Previous work has shown increased expression of pro-inflammatory cytokines and decreased NK cell activity in asymptomatic smokers (Zeidel et al., 2002). Increased inflammatory signaling correlates with pack-years, and therefore with age, even in smokers without apparent disease (Hacievliyagil et al., 2013). Unexpectedly early aging-like changes in vascular smooth muscle cells have been correlated with the inflammatory cytokines and oxidative stress likely to result from smoking (Trindade et al., 2017).

Consistent with this prior information, TEMPO finds excellent predictive models of age using the GO gene sets “positive regulation of interferon-gamma secretion,” “T-helper cell lineage commitment,” and “vascular smooth muscle cell development” that break down in COPD. These gene sets are ranked 2, 4, and 7 of those identified in the COPD data (ranking of gene set G is by Score(G)); the raw p-values for all of these are 0.004, and the corresponding adjusted FDR is less than 0.01.

Age related changes specific to alanine and glutamine transport have been observed in rat blood cells (Felipe et al., 1992). Although there is little data describing amino acid transport with age in human airway epithelial cells, it is intriguing that exactly these two have been observed with disrupted age related patterns in the COPD patients. Other immune and inflammatory processes, including activin receptor signaling, regulation of adaptive immunity, cytokine signaling, and B-cell activation, were found to be significantly disrupted in the COPD data as well.

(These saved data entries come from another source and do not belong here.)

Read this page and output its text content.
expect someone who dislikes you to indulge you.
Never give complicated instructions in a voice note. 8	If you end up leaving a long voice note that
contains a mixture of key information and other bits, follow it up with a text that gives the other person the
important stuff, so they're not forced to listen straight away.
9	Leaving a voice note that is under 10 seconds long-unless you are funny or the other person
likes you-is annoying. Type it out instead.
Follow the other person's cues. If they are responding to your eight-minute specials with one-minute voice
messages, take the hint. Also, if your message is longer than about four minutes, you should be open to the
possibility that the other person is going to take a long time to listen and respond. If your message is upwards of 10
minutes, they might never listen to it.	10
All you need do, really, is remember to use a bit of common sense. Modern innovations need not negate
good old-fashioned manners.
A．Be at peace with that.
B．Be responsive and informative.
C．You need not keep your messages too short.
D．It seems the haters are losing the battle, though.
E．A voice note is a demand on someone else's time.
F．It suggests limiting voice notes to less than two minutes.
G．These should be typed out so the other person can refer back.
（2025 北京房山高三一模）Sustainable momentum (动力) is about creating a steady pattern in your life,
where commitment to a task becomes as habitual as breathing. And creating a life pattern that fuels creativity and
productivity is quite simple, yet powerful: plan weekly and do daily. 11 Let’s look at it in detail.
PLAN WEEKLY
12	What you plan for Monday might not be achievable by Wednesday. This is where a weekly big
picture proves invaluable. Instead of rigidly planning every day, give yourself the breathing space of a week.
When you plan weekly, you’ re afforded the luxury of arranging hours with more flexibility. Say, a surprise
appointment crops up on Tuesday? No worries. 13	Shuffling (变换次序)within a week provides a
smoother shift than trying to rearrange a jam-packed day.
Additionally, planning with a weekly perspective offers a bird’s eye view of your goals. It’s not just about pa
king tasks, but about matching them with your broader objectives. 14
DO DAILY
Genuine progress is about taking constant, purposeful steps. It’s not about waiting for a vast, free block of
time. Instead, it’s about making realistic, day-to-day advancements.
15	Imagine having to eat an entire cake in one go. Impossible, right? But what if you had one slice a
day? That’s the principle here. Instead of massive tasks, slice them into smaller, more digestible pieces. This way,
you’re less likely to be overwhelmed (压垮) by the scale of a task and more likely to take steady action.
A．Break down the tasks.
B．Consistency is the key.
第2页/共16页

3.6 Modest similarities between Huntington’s and Alzheimer’s

The number of semantically similar gene sets between the top TEMPO results in each of the three data sets from peripheral blood in neurodevelopmental or neurodegenerative disorders is not significant, with the maximal overlap between Alzheimer’s and Huntington’s, which share just two identical gene sets within the top 40 (“ammonium ion metabolic process” and “positive regulation of transporter activity”). However, the TEMPO scores between these two data sets are modestly Spearman rank correlated (0.309), and the control mean-squared errors for the age models in these two data sets are also modestly rank correlated (0.307). No other pair of data sets has as strong a similarity between either the TEMPO scores or the control meansquared errors. This correlation is reasonable because the Alzheimer’s and Huntington’s disease data sets both feature older patients (52-90 and 22-76, respectively) experiencing neurodegenerative processes, while the Autism data set features younger patients (2-14). Patterns of normal aging would be expected to differ between these age ranges. Although the COPD controls are in a similar-aged population to the AD and HD controls, we note that the COPD controls are all smokers, the samples are measuring expression in small airway epithelial cells rather than blood, and COPD is not a neurodegenerative disorder. All of these points likely contribute to explain the lack of overlap.

4 Conclusions

Many studies have focused on identifying dynamic expression changes in temporal processes. Most of these, however, use either static or traditional time series analyses on self-contained temporal data sets with a limited number of time points (Zinman et al., 2013). Generating additional time points for such analyses involves a cost-benefit tradeoff that has recently been explored (Sefer et al., 2016). Although there is typically greater benefit from adding time points at the expense of replicates, the costs of sampling adequately to identify medically-relevant changes in temporal dynamics may be prohibitive, especially when the dynamic processes are not already well understood.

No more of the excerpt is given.